Chevrolet has removed a TV commercial that says the automaker is “more reliable” than its competitors after Honda challenged the accuracy of the Detroit company’s ad.
“Chevrolet stands by the reliability claim and the ad remains in the brand’s toolbox but we have decided to take it out of the regular rotation at this time to launch new Silverado creative,” Chevrolet spokeswoman Afaf Farah said in a statement sent to TheWrap. “We have not altered our marketing campaign because of any concerns with the accuracy of our ad content.”
The 60-second spot, which began airing this month, made the case that buyers made the wrong car choice based on data from a survey about reliability. The ad shows Honda, Toyota and Ford owners expressing their shock and disappointment as covers of vehicles are removed to reveal that theirs were not the top choice.
But a problem came when a reporter from auto-focused website Jalopnik looked under the hood of the survey, conducted by market research firm Ipsos, the ad was referencing. It argued that the data Chevy used in its TV commercial was misleading at best.
“The survey was sent in 2018 to owners of 2015 model year cars, and the reporting of the ‘repairs in the past 12 months’ relates to those 2015 cars in their third year of service,” Jalopnik reported. “Fewer than 49,000 respondents completed them out of 840,000.”
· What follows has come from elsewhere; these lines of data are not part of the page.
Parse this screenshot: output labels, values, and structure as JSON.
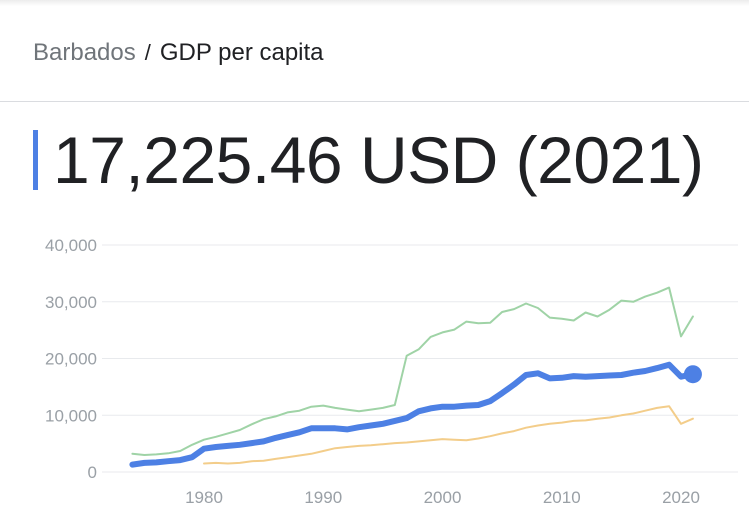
{
  "breadcrumb": {
    "country": "Barbados",
    "separator": "/",
    "metric": "GDP per capita"
  },
  "headline": {
    "value": "17,225.46 USD (2021)"
  },
  "colors": {
    "primary_series": "#4d80e4",
    "upper_series": "#9fd3a6",
    "lower_series": "#f3cd8a",
    "accent": "#4d80e4",
    "grid": "#e8eaed",
    "tick_text": "#9aa0a6"
  },
  "chart_data": {
    "type": "line",
    "title": "",
    "xlabel": "",
    "ylabel": "",
    "xlim": [
      1973,
      2022
    ],
    "ylim": [
      0,
      40000
    ],
    "x_ticks": [
      1980,
      1990,
      2000,
      2010,
      2020
    ],
    "x_tick_labels": [
      "1980",
      "1990",
      "2000",
      "2010",
      "2020"
    ],
    "y_ticks": [
      0,
      10000,
      20000,
      30000,
      40000
    ],
    "y_tick_labels": [
      "0",
      "10,000",
      "20,000",
      "30,000",
      "40,000"
    ],
    "grid": true,
    "legend": "none",
    "series": [
      {
        "role": "upper",
        "x": [
          1974,
          1975,
          1976,
          1977,
          1978,
          1979,
          1980,
          1981,
          1982,
          1983,
          1984,
          1985,
          1986,
          1987,
          1988,
          1989,
          1990,
          1991,
          1992,
          1993,
          1994,
          1995,
          1996,
          1997,
          1998,
          1999,
          2000,
          2001,
          2002,
          2003,
          2004,
          2005,
          2006,
          2007,
          2008,
          2009,
          2010,
          2011,
          2012,
          2013,
          2014,
          2015,
          2016,
          2017,
          2018,
          2019,
          2020,
          2021
        ],
        "values": [
          3200,
          3000,
          3100,
          3300,
          3700,
          4800,
          5700,
          6200,
          6800,
          7400,
          8400,
          9300,
          9800,
          10500,
          10800,
          11500,
          11700,
          11300,
          11000,
          10700,
          11000,
          11300,
          11800,
          20500,
          21600,
          23800,
          24600,
          25100,
          26500,
          26200,
          26300,
          28200,
          28700,
          29700,
          28900,
          27200,
          27000,
          26700,
          28100,
          27400,
          28600,
          30200,
          30000,
          30900,
          31600,
          32500,
          23900,
          27400
        ]
      },
      {
        "role": "primary",
        "x": [
          1974,
          1975,
          1976,
          1977,
          1978,
          1979,
          1980,
          1981,
          1982,
          1983,
          1984,
          1985,
          1986,
          1987,
          1988,
          1989,
          1990,
          1991,
          1992,
          1993,
          1994,
          1995,
          1996,
          1997,
          1998,
          1999,
          2000,
          2001,
          2002,
          2003,
          2004,
          2005,
          2006,
          2007,
          2008,
          2009,
          2010,
          2011,
          2012,
          2013,
          2014,
          2015,
          2016,
          2017,
          2018,
          2019,
          2020,
          2021
        ],
        "values": [
          1300,
          1600,
          1700,
          1900,
          2100,
          2600,
          4100,
          4400,
          4600,
          4800,
          5100,
          5400,
          6000,
          6500,
          7000,
          7700,
          7700,
          7700,
          7500,
          7900,
          8200,
          8500,
          9000,
          9500,
          10700,
          11200,
          11500,
          11500,
          11700,
          11800,
          12500,
          13900,
          15400,
          17100,
          17400,
          16500,
          16600,
          16900,
          16800,
          16900,
          17000,
          17100,
          17500,
          17800,
          18300,
          18900,
          16800,
          17225.46
        ]
      },
      {
        "role": "lower",
        "x": [
          1980,
          1981,
          1982,
          1983,
          1984,
          1985,
          1986,
          1987,
          1988,
          1989,
          1990,
          1991,
          1992,
          1993,
          1994,
          1995,
          1996,
          1997,
          1998,
          1999,
          2000,
          2001,
          2002,
          2003,
          2004,
          2005,
          2006,
          2007,
          2008,
          2009,
          2010,
          2011,
          2012,
          2013,
          2014,
          2015,
          2016,
          2017,
          2018,
          2019,
          2020,
          2021
        ],
        "values": [
          1500,
          1600,
          1500,
          1600,
          1900,
          2000,
          2300,
          2600,
          2900,
          3200,
          3700,
          4200,
          4400,
          4600,
          4700,
          4900,
          5100,
          5200,
          5400,
          5600,
          5800,
          5700,
          5600,
          5900,
          6300,
          6800,
          7200,
          7800,
          8200,
          8500,
          8700,
          9000,
          9100,
          9400,
          9600,
          10000,
          10300,
          10800,
          11300,
          11600,
          8500,
          9400
        ]
      }
    ],
    "highlight": {
      "x": 2021,
      "y": 17225.46
    }
  }
}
Chevy’s competition noticed the ads and called out the automaker.
“It’s understandable that the ‘real people’ in the commercial would be surprised with Chevrolet’s claim of being the most reliable car brand. Because it’s not the case,” Mike Levine, the North American communications manager for Ford, wrote on his Twitter account. “They have agreed to take these false and misleading ads down and we’d like to see that happen immediately.”
It’s understandable that the ‘real people’ in the commercial would be surprised with Chevrolet’s claim of being the most reliable car brand. Because it’s not the case. They have agreed to take these false and misleading ads down and we’d like to see that happen immediately.
— Mike Levine (@mrlevine) January 16, 2019
The ads, which were previously posted on the company’s YouTube page, are no longer available.